Let $B$ be the basis of $\mathbb{R}^2$ consisting of the vectors
${\begin{bmatrix}
5\\
-2
\end{bmatrix}
,
\begin{bmatrix}
2\\
3
\end{bmatrix}}$
and let $C$ be the basis consisting of
${\begin{bmatrix}
-2\\
3
\end{bmatrix} ,
\begin{bmatrix}
1\\
-2
\end{bmatrix}}$
I tried doing $ P =C*B^{-1}$ in which I got
$\begin{bmatrix}
\frac{-4}{19} & \frac{9}{19}\\
\frac{5}{19} & \frac{-16}{19}
\end{bmatrix}$
but when I went to check it, it was wrong.
Best Answer
Note that for any $x \in \mathbb R^2$, we can write $x = x_1(5,-2) + x_2(2,3) = (5x_1 + 2x_2, 3x_2 - 2x_1)$, and it can also be written as $x = x_3(-2,3) + x_4(1,-2) =(x_4-2x_3,3x_3-2x_4)$.
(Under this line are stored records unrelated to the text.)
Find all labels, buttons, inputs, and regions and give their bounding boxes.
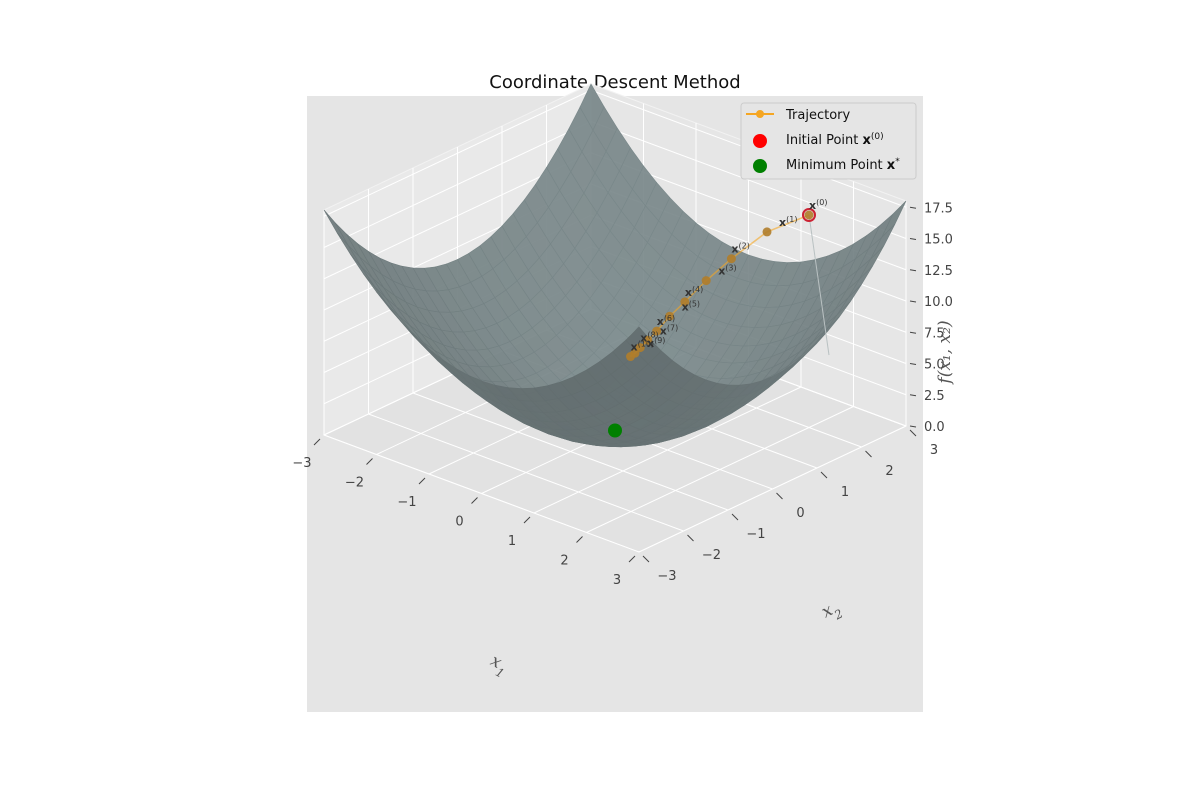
z-tick-label: 0.0 [924,420,945,435]
x-tick-label: 3 [613,573,621,588]
y-tick-mark [865,450,872,458]
y-tick-mark [776,492,783,500]
x-tick-label: −3 [292,456,311,471]
trajectory-point-label: x(5) [682,299,700,314]
chart-title: Coordinate Descent Method [489,72,740,93]
x-tick-label: −1 [397,495,416,510]
x-tick-mark [313,438,321,446]
z-tick-mark [909,425,917,428]
trajectory-point [762,227,772,237]
trajectory-point-label: x(8) [640,330,658,345]
y-tick-mark [909,429,917,437]
trajectory-guide-line [808,214,830,356]
y-tick-label: −1 [746,527,765,542]
legend-label: Trajectory [785,108,850,123]
trajectory-point [665,311,675,321]
trajectory-point [626,352,636,362]
z-tick-mark [909,300,917,303]
grid-line-y [323,434,640,553]
y-tick-mark [642,555,650,563]
trajectory-layer: x(0) x(1) x(2) x(3) x(4)x(5) x(6)x(7)x(8)x(9)… [626,198,830,362]
x-tick-label: −2 [345,476,364,491]
legend-label: Minimum Point x* [786,157,900,173]
trajectory-point-label: x(9) [647,336,665,351]
y-tick-label: −3 [657,569,676,584]
z-tick-mark [909,206,917,209]
y-tick-label: 0 [796,506,804,521]
tick-labels: −3 −2 −1 0 1 2 3 −3 −2 −1 0 1 2 3 0.0 2.5 5.0 7.5 10.0 12.5… [292,201,953,588]
z-tick-label: 12.5 [924,264,953,279]
z-tick-label: 17.5 [924,201,953,216]
trajectory-point [652,326,662,336]
y-tick-label: 2 [885,464,893,479]
z-tick-mark [909,269,917,272]
trajectory-point [643,335,653,345]
y-tick-mark [820,471,828,479]
x-tick-mark [471,497,478,504]
y-tick-mark [731,513,739,521]
z-axis-label: f(x₁, x₂) [935,320,955,385]
y-tick-label: 1 [841,485,849,500]
grid-line-z [323,89,592,217]
grid-line-y [412,392,729,511]
minimum-point-marker [608,423,622,438]
x-tick-mark [366,458,373,465]
z-tick-label: 5.0 [924,358,945,373]
trajectory-point-label: x(6) [657,314,675,329]
trajectory-point-label: x(2) [731,241,749,256]
x-tick-mark [576,536,583,543]
x-tick-mark [628,555,636,563]
legend-marker [753,159,767,173]
grid-line-y [368,413,684,532]
trajectory-point [680,297,690,307]
initial-point-marker [802,208,816,222]
z-tick-label: 2.5 [924,389,945,404]
z-tick-label: 10.0 [924,295,953,310]
legend-label: Initial Point x(0) [786,132,884,148]
z-tick-mark [909,238,917,240]
x-tick-label: 2 [560,554,568,569]
trajectory-point [726,254,736,264]
surface-mesh [323,83,907,448]
x-tick-mark [523,516,531,524]
minimum-point-layer [608,423,622,438]
grid-line-z [590,121,907,239]
z-tick-mark [909,331,917,334]
trajectory-point [701,276,711,286]
trajectory-point-label: x(7) [660,323,678,338]
legend-trajectory-marker [756,110,764,118]
trajectory-point-label: x(1) [779,214,797,229]
z-tick-label: 7.5 [924,326,945,341]
trajectory-point-label: x(3) [718,263,736,278]
grid-line-z [323,121,592,248]
legend: Trajectory Initial Point x(0) Minimum Poin… [740,102,917,180]
z-tick-mark [909,394,917,397]
x-tick-mark [418,477,426,485]
legend-box [740,102,917,180]
y-tick-label: −2 [702,548,721,563]
z-tick-mark [909,363,917,365]
trajectory-point-label: x(0) [809,198,827,213]
z-tick-label: 15.0 [924,233,953,248]
legend-marker [753,134,767,148]
x-tick-label: 1 [508,534,516,549]
y-tick-label: 3 [930,443,938,458]
trajectory-point-label: x(4) [685,284,703,299]
x-tick-label: 0 [455,515,463,530]
trajectory-point-label: x(10) [631,339,655,354]
y-tick-mark [687,534,694,542]
trajectory-point [804,210,814,220]
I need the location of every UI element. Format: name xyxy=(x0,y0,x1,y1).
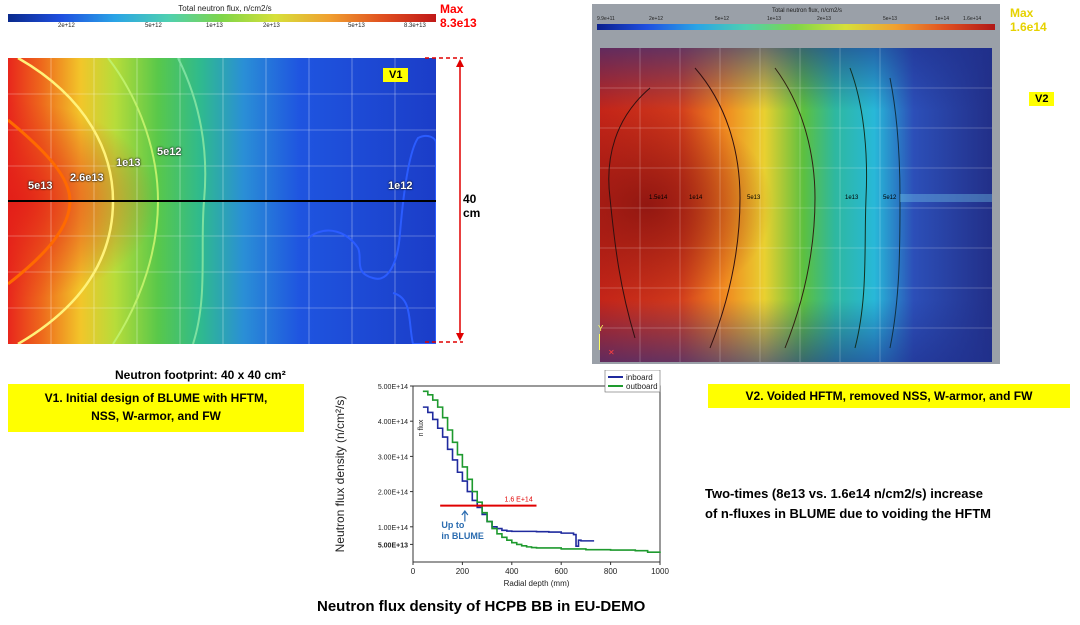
v1-height-label: 40 cm xyxy=(463,192,481,220)
v2-max-value: 1.6e14 xyxy=(1010,20,1047,34)
v2-tick: 1e+13 xyxy=(767,16,782,22)
v2-tick: 1.6e+14 xyxy=(963,16,982,22)
y-axis-label: Neutron flux density (n/cm²/s) xyxy=(333,396,347,553)
v2-colorbar-title: Total neutron flux, n/cm2/s xyxy=(771,8,843,14)
v2-contour-label: 1e14 xyxy=(689,195,703,201)
y-tick-label: 3.00E+14 xyxy=(378,454,408,461)
plot-area xyxy=(412,385,661,563)
v1-contour-label: 1e12 xyxy=(388,180,413,192)
v2-flux-map xyxy=(600,48,992,362)
v2-tick: 9.9e+11 xyxy=(597,16,615,22)
v1-dimension-marker xyxy=(425,57,464,343)
v1-max-word: Max xyxy=(440,2,464,16)
x-tick-label: 400 xyxy=(505,567,519,576)
v1-caption: V1. Initial design of BLUME with HFTM, N… xyxy=(8,384,304,432)
v2-grid xyxy=(600,48,992,362)
summary-line: of n-fluxes in BLUME due to voiding the … xyxy=(705,506,991,521)
v1-max-label: Max 8.3e13 xyxy=(440,2,477,30)
legend-label-inboard: inboard xyxy=(626,373,653,382)
v2-contour-3 xyxy=(774,67,816,349)
v1-colorbar-title: Total neutron flux, n/cm2/s xyxy=(178,4,272,13)
v1-tick: 5e+12 xyxy=(145,23,162,29)
v2-contour-label: 5e13 xyxy=(747,195,761,201)
v1-contour-1e12 xyxy=(307,134,436,344)
v1-tick: 2e+12 xyxy=(58,23,75,29)
v1-tick: 5e+13 xyxy=(348,23,365,29)
x-axis-icon: ✕ xyxy=(608,348,615,357)
bottom-title: Neutron flux density of HCPB BB in EU-DE… xyxy=(317,598,646,615)
v2-contour-label: 1.5e14 xyxy=(649,195,668,201)
v2-contour-4 xyxy=(849,67,868,349)
summary-line: Two-times (8e13 vs. 1.6e14 n/cm2/s) incr… xyxy=(705,486,983,501)
y-tick-label: 1.00E+14 xyxy=(378,525,408,532)
v2-panel: Total neutron flux, n/cm2/s 9.9e+11 2e+1… xyxy=(592,4,1080,366)
v1-contour-label: 1e13 xyxy=(116,157,141,169)
legend-label-outboard: outboard xyxy=(626,382,658,391)
inner-y-label: n flux xyxy=(418,419,425,436)
annotation-text: in BLUME xyxy=(441,531,484,541)
v2-caption: V2. Voided HFTM, removed NSS, W-armor, a… xyxy=(708,384,1070,408)
y-tick-label: 2.00E+14 xyxy=(378,490,408,497)
v2-max-word: Max xyxy=(1010,6,1034,20)
x-tick-label: 600 xyxy=(555,567,569,576)
v1-panel: Total neutron flux, n/cm2/s 2e+12 5e+12 … xyxy=(0,0,480,360)
annotation-text: Up to xyxy=(441,520,464,530)
v2-contour-5 xyxy=(889,77,901,349)
v1-tag: V1 xyxy=(383,68,409,82)
v2-contour-label: 1e13 xyxy=(845,195,859,201)
v2-tick: 2e+12 xyxy=(649,16,664,22)
v1-tick: 8.3e+13 xyxy=(404,23,426,29)
y-axis-icon: Y xyxy=(598,324,604,333)
v2-tag: V2 xyxy=(1029,92,1055,106)
v2-axes-icon: Y ✕ xyxy=(594,324,620,360)
v1-caption-line: V1. Initial design of BLUME with HFTM, xyxy=(44,391,268,405)
v2-contour-1 xyxy=(608,87,651,339)
summary-text: Two-times (8e13 vs. 1.6e14 n/cm2/s) incr… xyxy=(705,484,991,524)
v1-flux-map xyxy=(8,58,436,344)
v1-footprint: Neutron footprint: 40 x 40 cm² xyxy=(115,368,286,382)
y-tick-label: 5.00E+14 xyxy=(378,384,408,391)
x-tick-label: 200 xyxy=(456,567,470,576)
x-tick-label: 1000 xyxy=(651,567,669,576)
v2-colorbar xyxy=(597,24,995,30)
threshold-label: 1.6 E+14 xyxy=(505,497,533,504)
v2-tick: 2e+13 xyxy=(817,16,832,22)
v2-tick: 5e+12 xyxy=(715,16,730,22)
x-tick-label: 800 xyxy=(604,567,618,576)
x-axis-label: Radial depth (mm) xyxy=(504,579,570,588)
v1-caption-line: NSS, W-armor, and FW xyxy=(91,409,221,423)
v1-tick: 2e+13 xyxy=(263,23,280,29)
v2-voided-channel xyxy=(900,194,992,202)
series-line-outboard xyxy=(422,390,661,553)
v1-colorbar xyxy=(8,14,436,22)
v1-colorbar-ticks: 2e+12 5e+12 1e+13 2e+13 5e+13 8.3e+13 xyxy=(8,23,436,33)
axis-line-icon xyxy=(599,334,600,350)
v1-contour-label: 2.6e13 xyxy=(70,172,104,184)
v2-tick: 1e+14 xyxy=(935,16,950,22)
y-tick-label: 4.00E+14 xyxy=(378,419,408,426)
v2-edge-shade xyxy=(600,48,992,362)
x-tick-label: 0 xyxy=(411,567,416,576)
v1-max-value: 8.3e13 xyxy=(440,16,477,30)
v2-contour-label: 5e12 xyxy=(883,195,897,201)
v2-colorbar-ticks: 9.9e+11 2e+12 5e+12 1e+13 2e+13 5e+13 1e… xyxy=(597,16,995,24)
v2-max-label: Max 1.6e14 xyxy=(1010,6,1047,34)
flux-line-chart: 5.00E+13 1.00E+14 2.00E+14 3.00E+14 4.00E+14… xyxy=(333,370,669,588)
annotation-arrow-head xyxy=(461,509,469,516)
v2-tick: 5e+13 xyxy=(883,16,898,22)
v1-tick: 1e+13 xyxy=(206,23,223,29)
y-tick-label: 5.00E+13 xyxy=(378,542,408,549)
v1-contour-label: 5e13 xyxy=(28,180,53,192)
v1-contour-label: 5e12 xyxy=(157,146,182,158)
v2-contour-2 xyxy=(694,67,741,349)
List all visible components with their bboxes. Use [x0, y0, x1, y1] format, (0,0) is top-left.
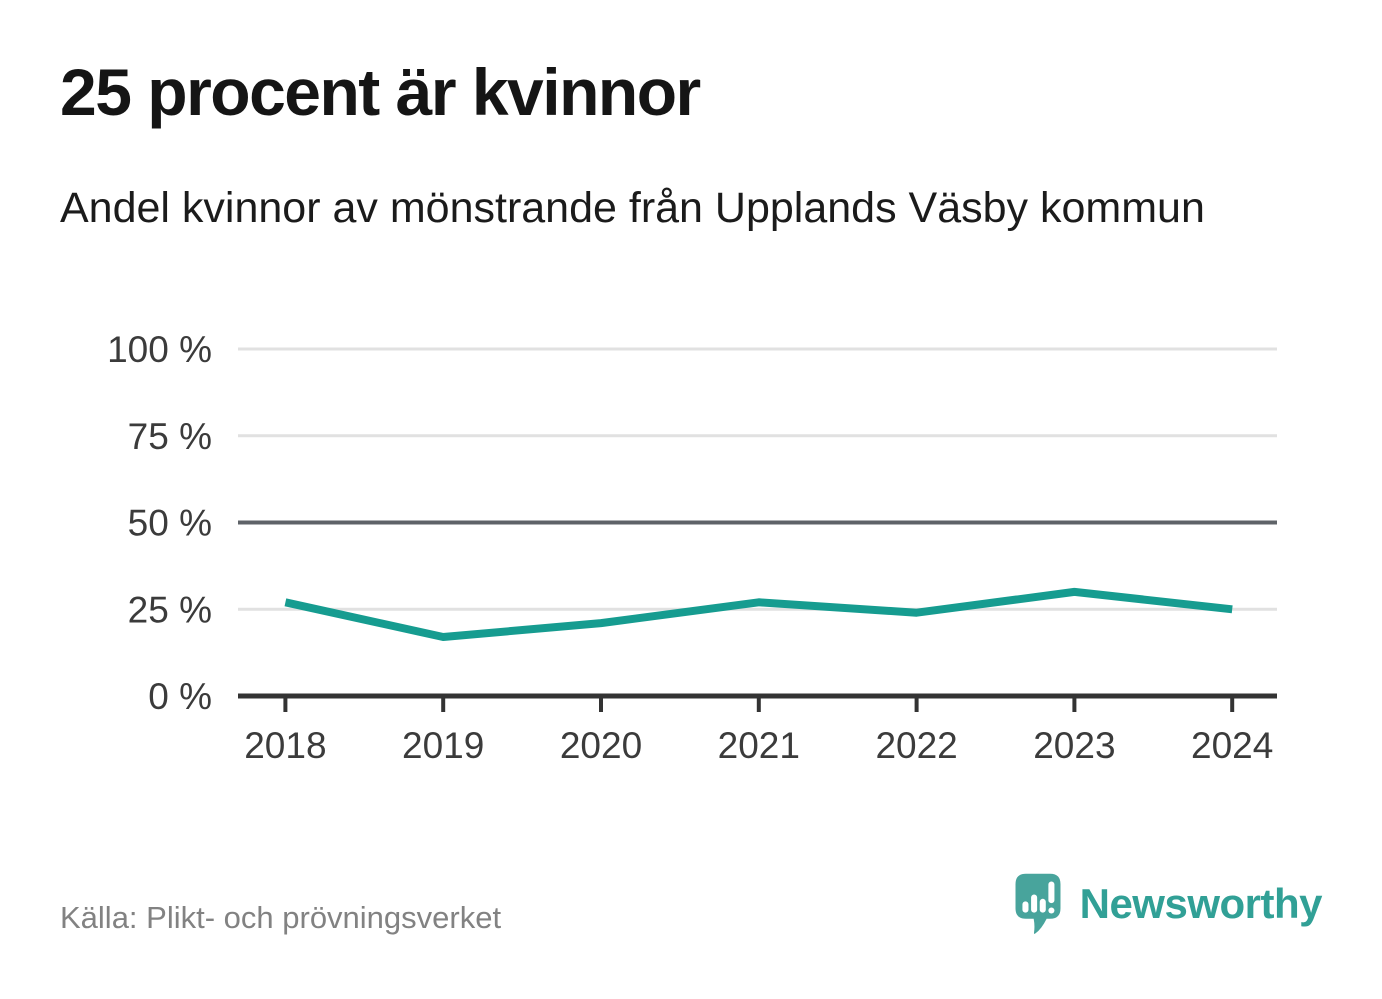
y-tick-label: 75 %: [128, 416, 212, 457]
y-tick-label: 50 %: [128, 503, 212, 544]
newsworthy-logo: Newsworthy: [1011, 872, 1323, 936]
x-tick-label: 2023: [1033, 725, 1115, 766]
y-tick-label: 0 %: [148, 676, 212, 717]
y-tick-label: 100 %: [107, 329, 212, 370]
x-tick-label: 2022: [875, 725, 957, 766]
page-title: 25 procent är kvinnor: [60, 55, 701, 129]
x-tick-label: 2019: [402, 725, 484, 766]
x-tick-label: 2024: [1191, 725, 1273, 766]
newsworthy-logo-icon: [1015, 873, 1061, 934]
newsworthy-logotype: Newsworthy: [1079, 880, 1323, 927]
x-tick-label: 2018: [244, 725, 326, 766]
y-tick-label: 25 %: [128, 589, 212, 630]
data-line: [284, 587, 1233, 641]
x-tick-label: 2021: [718, 725, 800, 766]
chart-subtitle: Andel kvinnor av mönstrande från Uppland…: [60, 184, 1205, 232]
x-tick-label: 2020: [560, 725, 642, 766]
source-note: Källa: Plikt- och prövningsverket: [60, 900, 502, 935]
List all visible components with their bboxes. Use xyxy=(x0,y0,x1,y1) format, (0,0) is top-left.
Equating these, we get:$5x_1+2x_2 = x_4-2x_3, 3x_2-2x_1 = 3x_3-2x_4$. Now, solve for $x_3,x_4$, we get : $$ x_3 = -8x_1-7x_2 , x_4 = -11x_1-12x_2 $$ and therefore, $$ \begin{pmatrix} x_3 \\ x_4 \end{pmatrix} = \begin{pmatrix} -8 \quad -7 \\ -11 \quad -12\end{pmatrix}\begin{pmatrix}x_1 \\ x_2\end{pmatrix} $$ where $x_3,x_4$ is the representation of $x$ in basis $C$, and $x_1,x_2$ is the representation of $x$ in basis $B$, both as column vectors.